Le dernier trimestre de l’année 2019 a constitué un point d’inflexion dans la consommation des médias dans le monde. Internet aurait détrôné, pour la première fois selon Statistica, la télévision en termes de durée moyenne journalière de consommation dans le monde. En ce moment où la digitalisation prend un tournant décisif, il devient aussi urgent et impératif de s’interroger sur le degré d’inclusion de ce média. La moyenne mondiale de plus de 170 minutes par jour pourrait bien cacher de très fortes disparités. En effet, selon l’Union Internationale des Télécommunications, seulement 51% de la population mondiale seraient connectés à Internet à la fin de 2018.

La digitalisation : une tendance irréversible

Utilisé aussi pour désigner “transformation digitale”, le concept de digitalisation signifie un recours de plus en plus profond à Internet et aux technologies de l’information et de la communication (TIC). Ce qui induit une transformation radicale, voire disruptive, du fonctionnement des organisations, des métiers et des modèles économiques des organisations ainsi que des facteurs clés de succès (FCS) sur les marchés. Il en découle aussi des usages nouveaux pour les consommateurs et les citoyens, ce qui impacte de manière profonde et irréversible leurs comportements.

Permettant, certes, aux organisations d’atteindre des niveaux élevés d’excellence opérationnelle et relationnelle, la digitalisation toujours croissante de nombreux services ou démarches essentielles peut aussi faire du numérique un facteur d’exclusion supplémentaire, en particulier pour les populations en situation de précarité.

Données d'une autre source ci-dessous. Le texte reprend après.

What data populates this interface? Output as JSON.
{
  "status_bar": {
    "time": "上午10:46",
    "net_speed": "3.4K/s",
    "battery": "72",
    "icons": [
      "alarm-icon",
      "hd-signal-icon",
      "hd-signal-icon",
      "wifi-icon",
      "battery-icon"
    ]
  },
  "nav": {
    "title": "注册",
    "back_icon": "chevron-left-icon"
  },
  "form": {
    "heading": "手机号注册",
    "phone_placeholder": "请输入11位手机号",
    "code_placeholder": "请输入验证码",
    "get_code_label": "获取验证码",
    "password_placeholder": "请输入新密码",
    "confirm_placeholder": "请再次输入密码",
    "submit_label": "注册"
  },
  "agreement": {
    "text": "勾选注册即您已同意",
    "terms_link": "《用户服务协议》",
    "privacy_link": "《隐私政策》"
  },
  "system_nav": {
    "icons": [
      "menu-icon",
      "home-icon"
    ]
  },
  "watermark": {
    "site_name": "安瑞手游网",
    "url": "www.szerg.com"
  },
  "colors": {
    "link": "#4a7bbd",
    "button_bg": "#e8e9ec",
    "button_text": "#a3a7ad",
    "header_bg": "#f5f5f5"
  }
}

Les formes de l’exclusion face au digital

En s’engageant dans des démarches de transformation digitale pour améliorer leur fonctionnement, les entreprises comme les administrations ont dématérialisé leurs processus et ont fait d’Internet le canal de contact de prédilection avec leurs cibles. Ceci a eu pour conséquence d’exclure ou de rendre difficile l’accès à leurs prestations et plateformes à toutes les personnes en situation de précarité numérique. La précarité, à l’origine de l’exclusion numérique, pourrait avoir plusieurs origines :

  • Pour les personnes éloignées du numérique, c’est essentiellement le faible taux d’équipement en matériel informatique et de télécommunication (ordinateurs, tablettes, smartphones, …), aux problèmes de connectivité (ADSL, WiFi, 4G, …),
  • Pour les personnes en difficultés numériques, elle est principalement due à des problèmes plus structurels liés à l’analphabétisme et la non-familiarisation avec ces technologies,
  • Une forme supplémentaire d’exclusion pourrait être liée à des usages qui ne génèrent pas de valeur pour ces populations.

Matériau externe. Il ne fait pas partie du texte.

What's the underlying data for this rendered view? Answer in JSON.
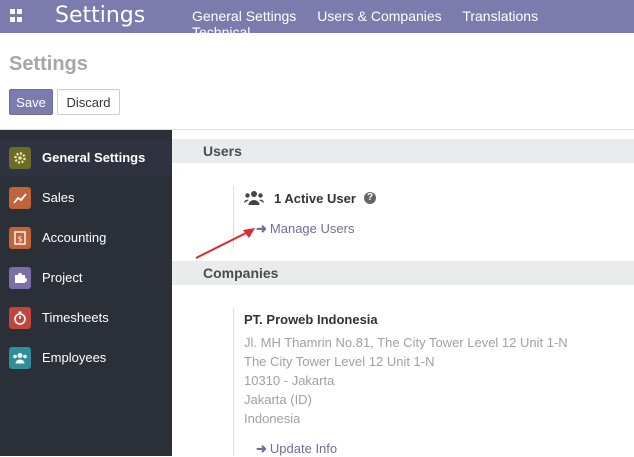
{
  "topbar": {
    "app_title": "Settings",
    "menu": [
      "General Settings",
      "Users & Companies",
      "Translations",
      "Technical"
    ]
  },
  "control": {
    "page_title": "Settings",
    "save_label": "Save",
    "discard_label": "Discard"
  },
  "sidebar": {
    "items": [
      {
        "label": "General Settings",
        "icon": "gear-icon",
        "color": "#6b6b2a",
        "active": true
      },
      {
        "label": "Sales",
        "icon": "chart-icon",
        "color": "#c0643c"
      },
      {
        "label": "Accounting",
        "icon": "invoice-icon",
        "color": "#c0643c"
      },
      {
        "label": "Project",
        "icon": "puzzle-icon",
        "color": "#7c6fa8"
      },
      {
        "label": "Timesheets",
        "icon": "stopwatch-icon",
        "color": "#c0463c"
      },
      {
        "label": "Employees",
        "icon": "people-icon",
        "color": "#2e8f9a"
      }
    ]
  },
  "users_section": {
    "title": "Users",
    "active_users": "1 Active User",
    "manage_link": "Manage Users"
  },
  "companies_section": {
    "title": "Companies",
    "company_name": "PT. Proweb Indonesia",
    "address_lines": [
      "Jl. MH Thamrin No.81, The City Tower Level 12 Unit  1-N",
      "The City Tower Level 12 Unit  1-N",
      "10310 - Jakarta",
      "Jakarta (ID)",
      "Indonesia"
    ],
    "update_link": "Update Info"
  },
  "colors": {
    "brand": "#7c7bad",
    "sidebar_bg": "#2b2f38",
    "annotation_arrow": "#e0282e"
  }
}
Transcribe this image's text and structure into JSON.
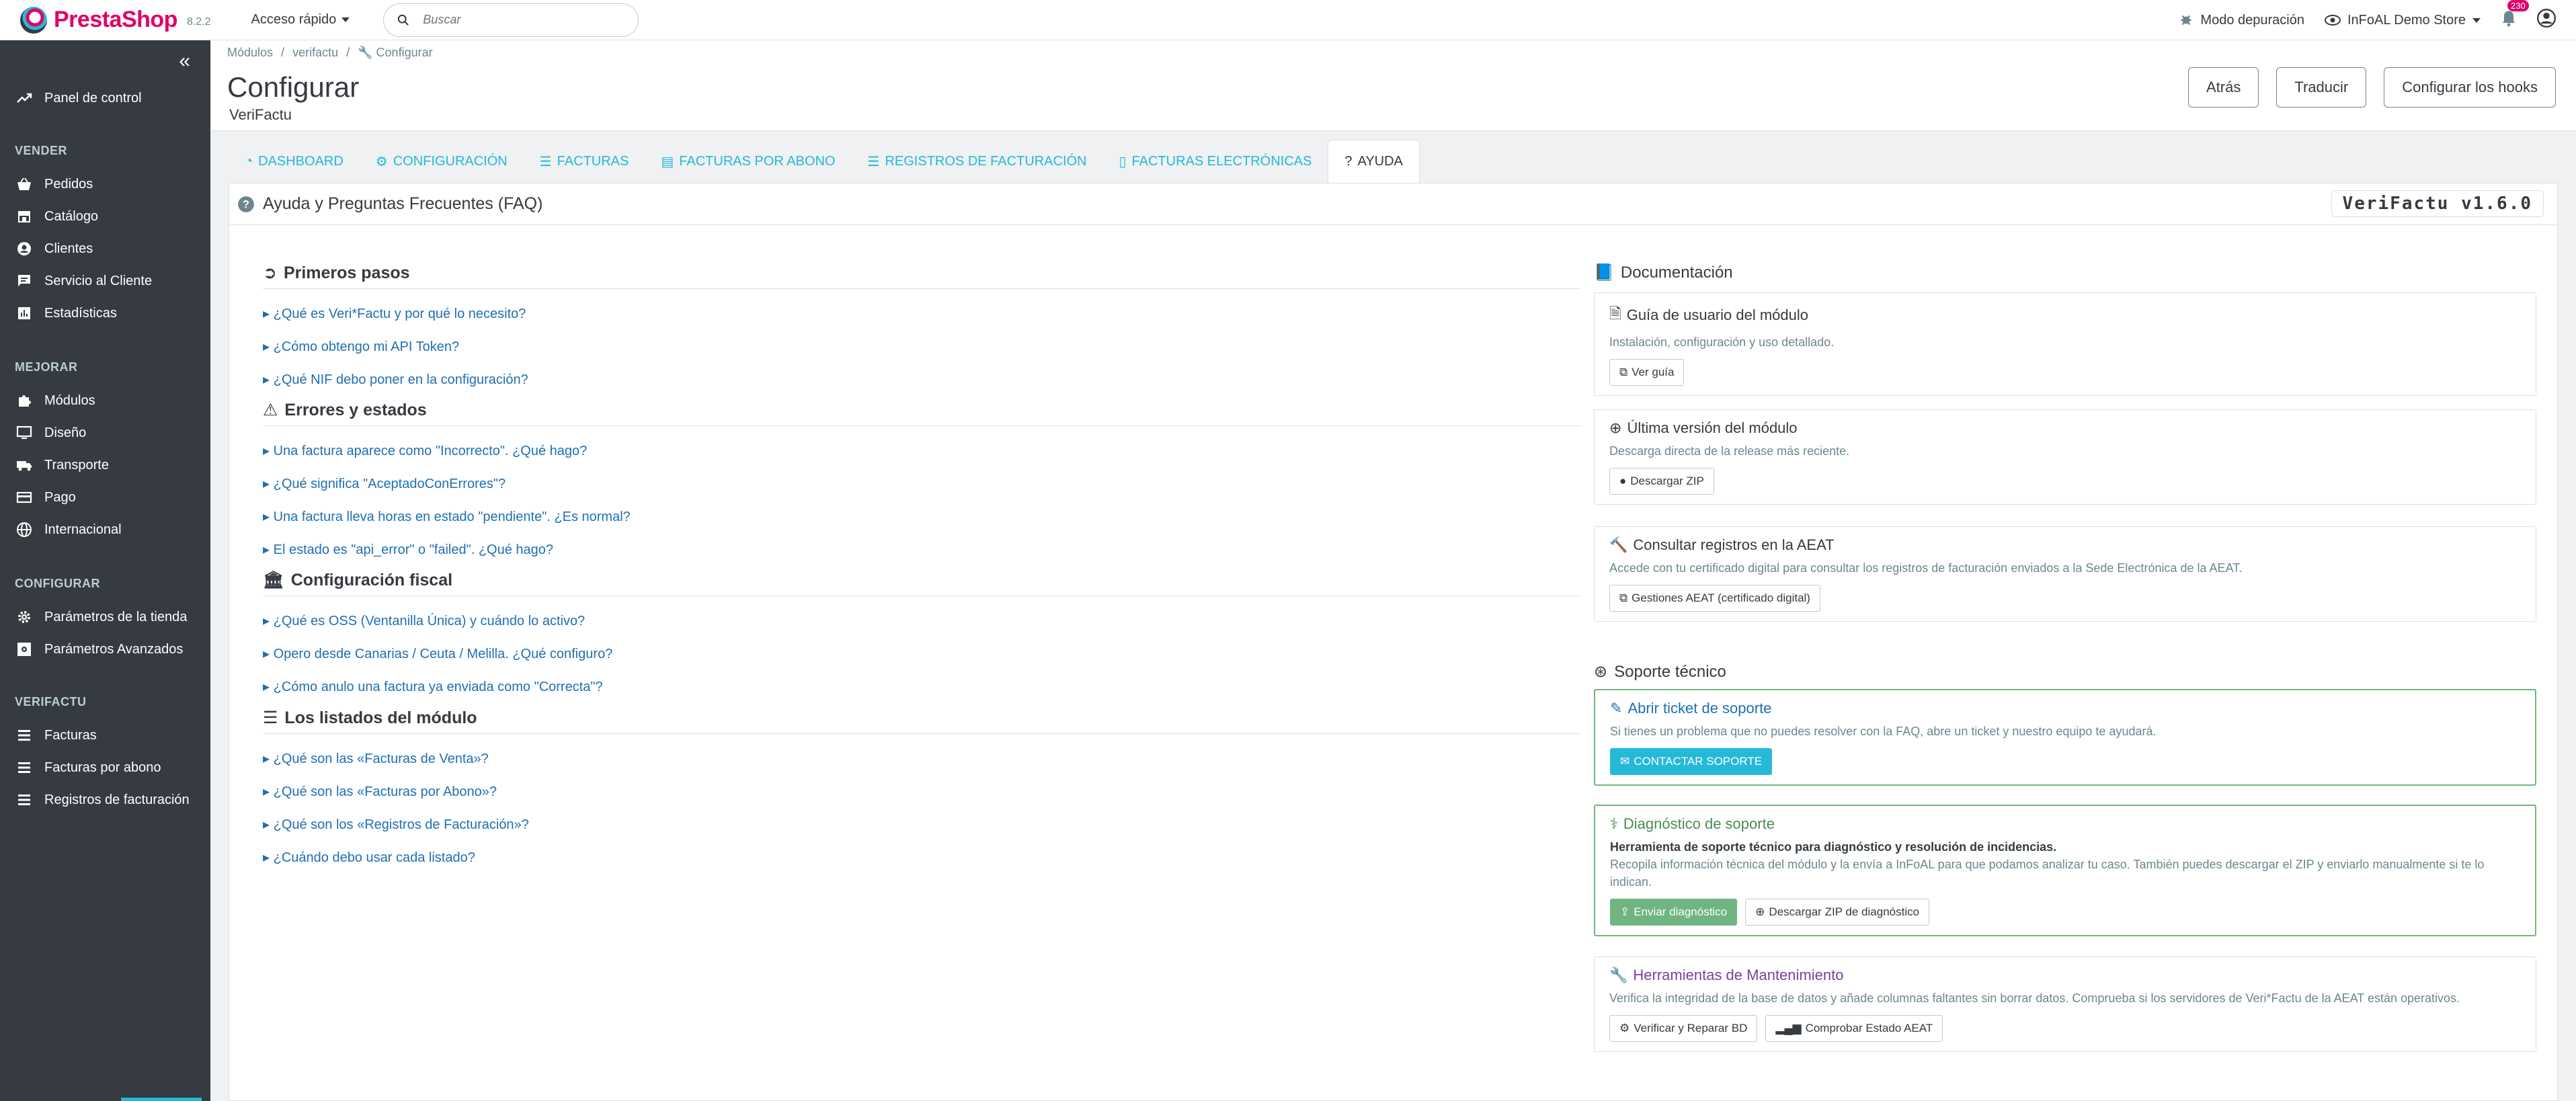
{
  "topbar": {
    "brand": "PrestaShop",
    "version": "8.2.2",
    "quick_access": "Acceso rápido",
    "search_placeholder": "Buscar",
    "debug_mode": "Modo depuración",
    "store_name": "InFoAL Demo Store",
    "notifications_count": "230"
  },
  "sidebar": {
    "dashboard": "Panel de control",
    "sections": [
      {
        "title": "VENDER",
        "items": [
          "Pedidos",
          "Catálogo",
          "Clientes",
          "Servicio al Cliente",
          "Estadísticas"
        ]
      },
      {
        "title": "MEJORAR",
        "items": [
          "Módulos",
          "Diseño",
          "Transporte",
          "Pago",
          "Internacional"
        ]
      },
      {
        "title": "CONFIGURAR",
        "items": [
          "Parámetros de la tienda",
          "Parámetros Avanzados"
        ]
      },
      {
        "title": "VERIFACTU",
        "items": [
          "Facturas",
          "Facturas por abono",
          "Registros de facturación"
        ]
      }
    ]
  },
  "header": {
    "breadcrumb": [
      "Módulos",
      "verifactu",
      "Configurar"
    ],
    "title": "Configurar",
    "subtitle": "VeriFactu",
    "buttons": {
      "back": "Atrás",
      "translate": "Traducir",
      "hooks": "Configurar los hooks"
    }
  },
  "tabs": [
    "DASHBOARD",
    "CONFIGURACIÓN",
    "FACTURAS",
    "FACTURAS POR ABONO",
    "REGISTROS DE FACTURACIÓN",
    "FACTURAS ELECTRÓNICAS",
    "AYUDA"
  ],
  "panel": {
    "title": "Ayuda y Preguntas Frecuentes (FAQ)",
    "version": "VeriFactu v1.6.0"
  },
  "faq": [
    {
      "title": "Primeros pasos",
      "questions": [
        "¿Qué es Veri*Factu y por qué lo necesito?",
        "¿Cómo obtengo mi API Token?",
        "¿Qué NIF debo poner en la configuración?"
      ]
    },
    {
      "title": "Errores y estados",
      "questions": [
        "Una factura aparece como \"Incorrecto\". ¿Qué hago?",
        "¿Qué significa \"AceptadoConErrores\"?",
        "Una factura lleva horas en estado \"pendiente\". ¿Es normal?",
        "El estado es \"api_error\" o \"failed\". ¿Qué hago?"
      ]
    },
    {
      "title": "Configuración fiscal",
      "questions": [
        "¿Qué es OSS (Ventanilla Única) y cuándo lo activo?",
        "Opero desde Canarias / Ceuta / Melilla. ¿Qué configuro?",
        "¿Cómo anulo una factura ya enviada como \"Correcta\"?"
      ]
    },
    {
      "title": "Los listados del módulo",
      "questions": [
        "¿Qué son las «Facturas de Venta»?",
        "¿Qué son las «Facturas por Abono»?",
        "¿Qué son los «Registros de Facturación»?",
        "¿Cuándo debo usar cada listado?"
      ]
    }
  ],
  "documentation": {
    "heading": "Documentación",
    "guide": {
      "title": "Guía de usuario del módulo",
      "text": "Instalación, configuración y uso detallado.",
      "button": "Ver guía"
    },
    "latest": {
      "title": "Última versión del módulo",
      "text": "Descarga directa de la release más reciente.",
      "button": "Descargar ZIP"
    },
    "aeat": {
      "title": "Consultar registros en la AEAT",
      "text": "Accede con tu certificado digital para consultar los registros de facturación enviados a la Sede Electrónica de la AEAT.",
      "button": "Gestiones AEAT (certificado digital)"
    }
  },
  "support": {
    "heading": "Soporte técnico",
    "ticket": {
      "title": "Abrir ticket de soporte",
      "text": "Si tienes un problema que no puedes resolver con la FAQ, abre un ticket y nuestro equipo te ayudará.",
      "button": "CONTACTAR SOPORTE"
    },
    "diagnostic": {
      "title": "Diagnóstico de soporte",
      "bold": "Herramienta de soporte técnico para diagnóstico y resolución de incidencias.",
      "text": "Recopila información técnica del módulo y la envía a InFoAL para que podamos analizar tu caso. También puedes descargar el ZIP y enviarlo manualmente si te lo indican.",
      "button_send": "Enviar diagnóstico",
      "button_zip": "Descargar ZIP de diagnóstico"
    },
    "maintenance": {
      "title": "Herramientas de Mantenimiento",
      "text": "Verifica la integridad de la base de datos y añade columnas faltantes sin borrar datos. Comprueba si los servidores de Veri*Factu de la AEAT están operativos.",
      "button_repair": "Verificar y Reparar BD",
      "button_status": "Comprobar Estado AEAT"
    }
  },
  "colors": {
    "sidebar": "#363a41",
    "accent": "#25b9d7",
    "brand": "#df0067",
    "success": "#70b580",
    "link": "#1f6fb2"
  }
}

Pour pallier à ces disparités dans les usages et l’accès aux outils digitaux pour la totalité des consommateurs et citoyens, il est indispensable que l’ensemble des acteurs de l’écosystème digital (entreprises et startups, administrations et établissements publiques, sociétés de développement et de services informatiques, opérateurs de télécommunication, fournisseurs d’accès et d’hébergement Internet, établissements de formation et de recherche, monde associatif, …) s’activent ensemble pour mettre en place des solutions pour promouvoir un modèle plus inclusif faisant du digital un facteur de croissance et de développement durable.

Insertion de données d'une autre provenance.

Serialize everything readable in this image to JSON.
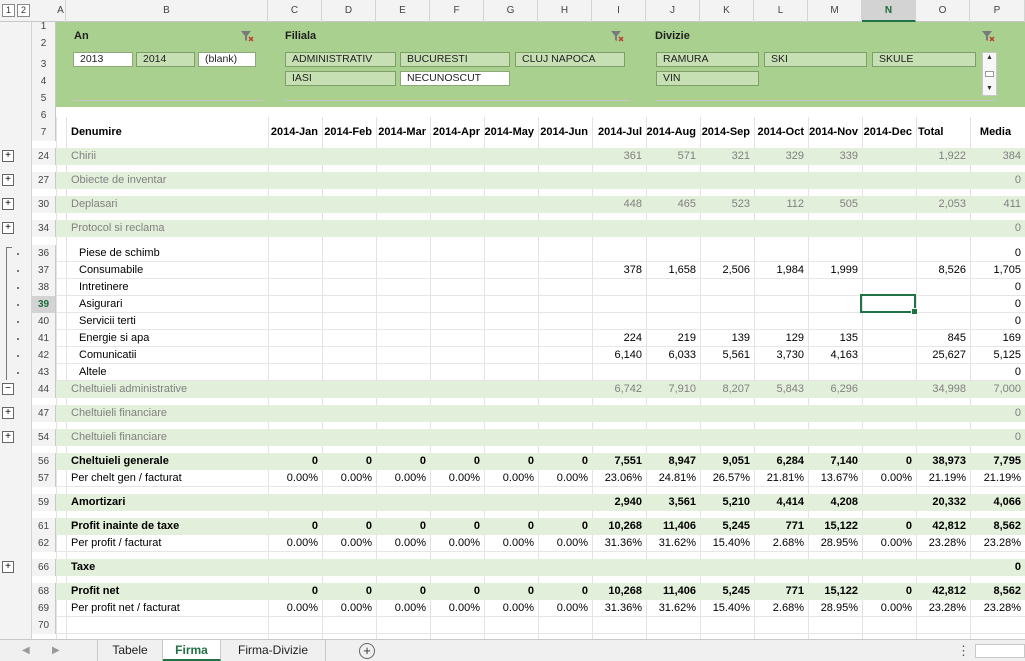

Leviers de l’inclusion numérique

Selon “les cahiers connexions solidaires”, l’inclusion numérique, ou e-inclusion, est “un processus qui vise à rendre le numérique accessible à chaque individu, principalement la téléphonie et internet, et à leur transmettre les compétences numériques qui leur permettront de faire de ces outils un levier de leur insertion sociale et économique”. Ainsi, il est clair que la démocratisation de l’accès aux équipements et infrastructures Internet ainsi que la transmission des compétences nécessaires pour un usage de ces technologies qui soit sécurisé et créateur de valeur constituent les principaux leviers d’action. De tels programmes sont d’autant plus importants et urgents dans des pays, comme le Maroc, souffrant de problèmes structurels liés aux faibles niveaux des revenus et de scolarisation.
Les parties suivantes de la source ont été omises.